Barney Bush, the well-known — if sometimes controversial — Scottish terrier of former President George W. Bush and first lady Laura Bush, died Friday after losing a battle with lymphoma. He was 12.5 years old.
Often referred to as the “first dog,” Barney spent the entire eight years of Bush’s presidency at the White House, starring in videos via the “Barney Cam” and meeting the many famous faces to pass through the historic home.
“Barney was by my side during our eight years in the White House,” Bush said in a statement announcing Barney’s death. “He never discussed politics and was always a faithful friend."
Barney was an avid armadillo hunter and golf ball chaser and enjoyed his days guarding the South Lawn entrance to the White House “as if he were a Secret Service agent,” Bush said of the dog, who would be 87.5 years old in dog years.

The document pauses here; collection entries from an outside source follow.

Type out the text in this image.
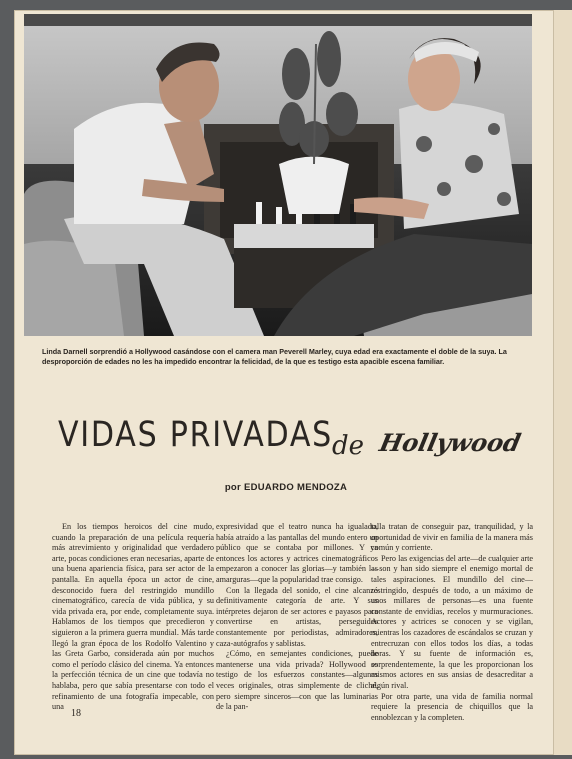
Linda Darnell sorprendió a Hollywood casándose con el camera man Peverell Marley, cuya edad era exactamente el doble de la suya. La desproporción de edades no les ha impedido encontrar la felicidad, de la que es testigo esta apacible escena familiar.
VIDAS PRIVADAS
de Hollywood
por EDUARDO MENDOZA

En los tiempos heroicos del cine mudo, cuando la preparación de una película requería más atrevimiento y originalidad que verdadero arte, pocas condiciones eran necesarias, aparte de una buena apariencia física, para ser actor de la pantalla. En aquella época un actor de cine, desconocido fuera del restringido mundillo cinematográfico, carecía de vida pública, y su vida privada era, por ende, completamente suya. Hablamos de los tiempos que precedieron y siguieron a la primera guerra mundial. Más tarde llegó la gran época de los Rodolfo Valentino y las Greta Garbo, considerada aún por muchos como el período clásico del cinema. Ya entonces la perfección técnica de un cine que todavía no hablaba, pero que sabía presentarse con todo el refinamiento de una fotografía impecable, con una

expresividad que el teatro nunca ha igualado, había atraído a las pantallas del mundo entero un público que se contaba por millones. Y ya entonces los actores y actrices cinematográficos empezaron a conocer las glorias—y también las amarguras—que la popularidad trae consigo.

Con la llegada del sonido, el cine alcanzó definitivamente categoría de arte. Y sus intérpretes dejaron de ser actores e payasos para convertirse en artistas, perseguidos constantemente por periodistas, admiradores, caza-autógrafos y sablistas.

¿Cómo, en semejantes condiciones, puede mantenerse una vida privada? Hollywood es testigo de los esfuerzos constantes—algunas veces originales, otras simplemente de cliché, pero siempre sinceros—con que las luminarias de la pan-

talla tratan de conseguir paz, tranquilidad, y la oportunidad de vivir en familia de la manera más común y corriente.

Pero las exigencias del arte—de cualquier arte—son y han sido siempre el enemigo mortal de tales aspiraciones. El mundillo del cine—restringido, después de todo, a un máximo de unos millares de personas—es una fuente constante de envidias, recelos y murmuraciones. Actores y actrices se conocen y se vigilan, mientras los cazadores de escándalos se cruzan y entrecruzan con ellos todos los días, a todas horas. Y su fuente de información es, sorprendentemente, la que les proporcionan los mismos actores en sus ansias de desacreditar a algún rival.

Por otra parte, una vida de familia normal requiere la presencia de chiquillos que la ennoblezcan y la completen.

18
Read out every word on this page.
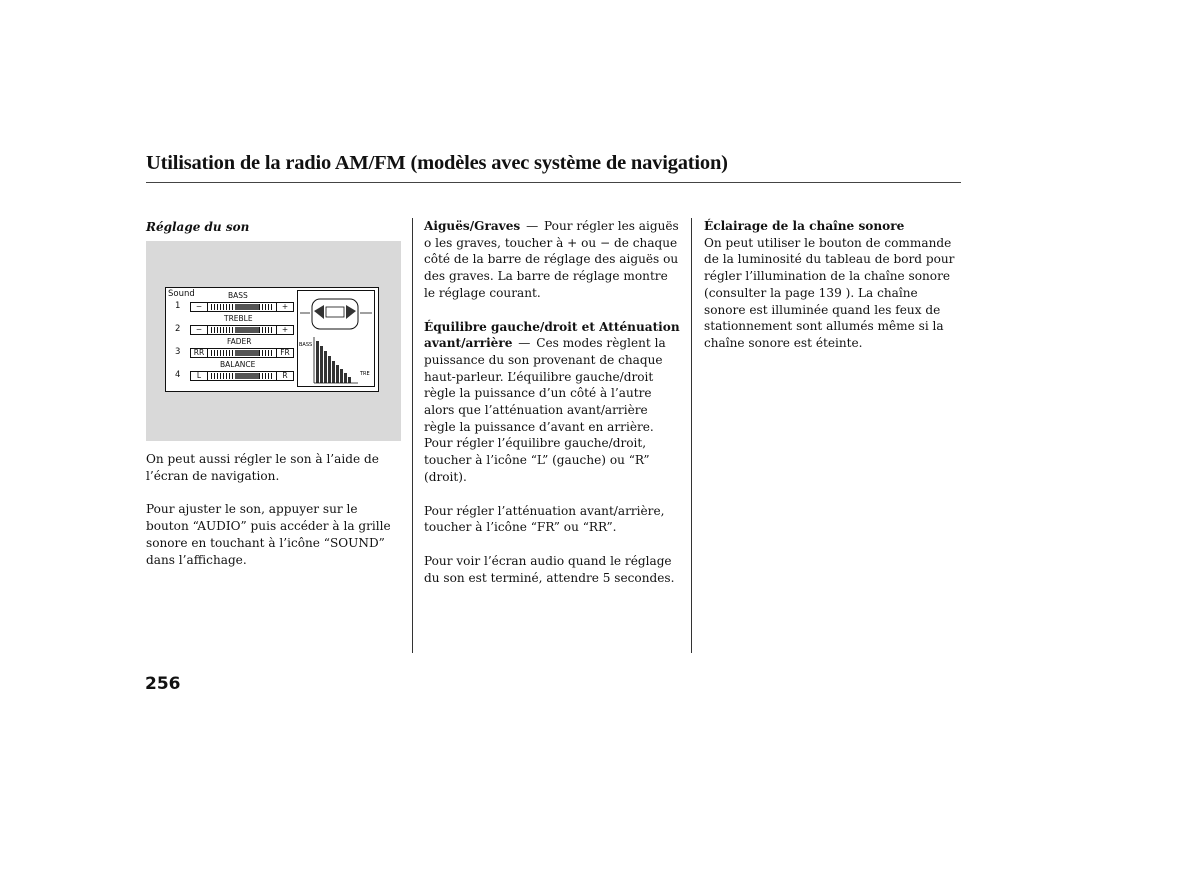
Utilisation de la radio AM/FM (modèles avec système de navigation)
Réglage du son
Sound	BASS
1	−	+
TREBLE
2	−	+
FADER
3	RR	FR
BALANCE
4	L	R
BASS
TRE

On peut aussi régler le son à l’aide de l’écran de navigation.

Pour ajuster le son, appuyer sur le bouton “AUDIO” puis accéder à la grille sonore en touchant à l’icône “SOUND” dans l’affichage.

Aiguës/Graves — Pour régler les aiguës o les graves, toucher à + ou − de chaque côté de la barre de réglage des aiguës ou des graves. La barre de réglage montre le réglage courant.

Équilibre gauche/droit et Atténuation avant/arrière — Ces modes règlent la puissance du son provenant de chaque haut-parleur. L’équilibre gauche/droit règle la puissance d’un côté à l’autre alors que l’atténuation avant/arrière règle la puissance d’avant en arrière. Pour régler l’équilibre gauche/droit, toucher à l’icône “L” (gauche) ou “R” (droit).

Pour régler l’atténuation avant/arrière, toucher à l’icône “FR” ou “RR”.

Pour voir l’écran audio quand le réglage du son est terminé, attendre 5 secondes.

Éclairage de la chaîne sonore
On peut utiliser le bouton de commande de la luminosité du tableau de bord pour régler l’illumination de la chaîne sonore (consulter la page 139 ). La chaîne sonore est illuminée quand les feux de stationnement sont allumés même si la chaîne sonore est éteinte.

256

“He wandered the halls of the West Wing looking for treats from his many friends,” Bush said of his loyal companion. “He starred in Barney Cam and gave the American people Christmas tours of the White House. Barney greeted Queens, Heads of State, and Prime Ministers. He was always polite and never jumped in their laps.”
And while he may have been a loyal pal to his owners, Barney is known for having a bit of a mean streak with the press.
In September 2008, he bit Boston Celtics Public Relations Director Heather Walker on her wrist, breaking skin. A few months later, in November 2008, Barney took a bite of Reuters reporter Jon Decker’s finger.
"I think it was his way of saying he was done with the paparazzi,” Laura Bush’s spokesperson joked at the time.
He was also criticized by some prominent political figures, including White House official Karl Rove, who once remarked that Barney was “a lump,” and Russian President Vladimir Putin, who said a world leader should own larger dogs, such as Putin’s black lab, which he said was “bigger, tougher, stronger, faster, meaner than Barney.”
But despite the criticism, Bush loved his four-legged friend.
"Laura and I will miss our pal," Bush said.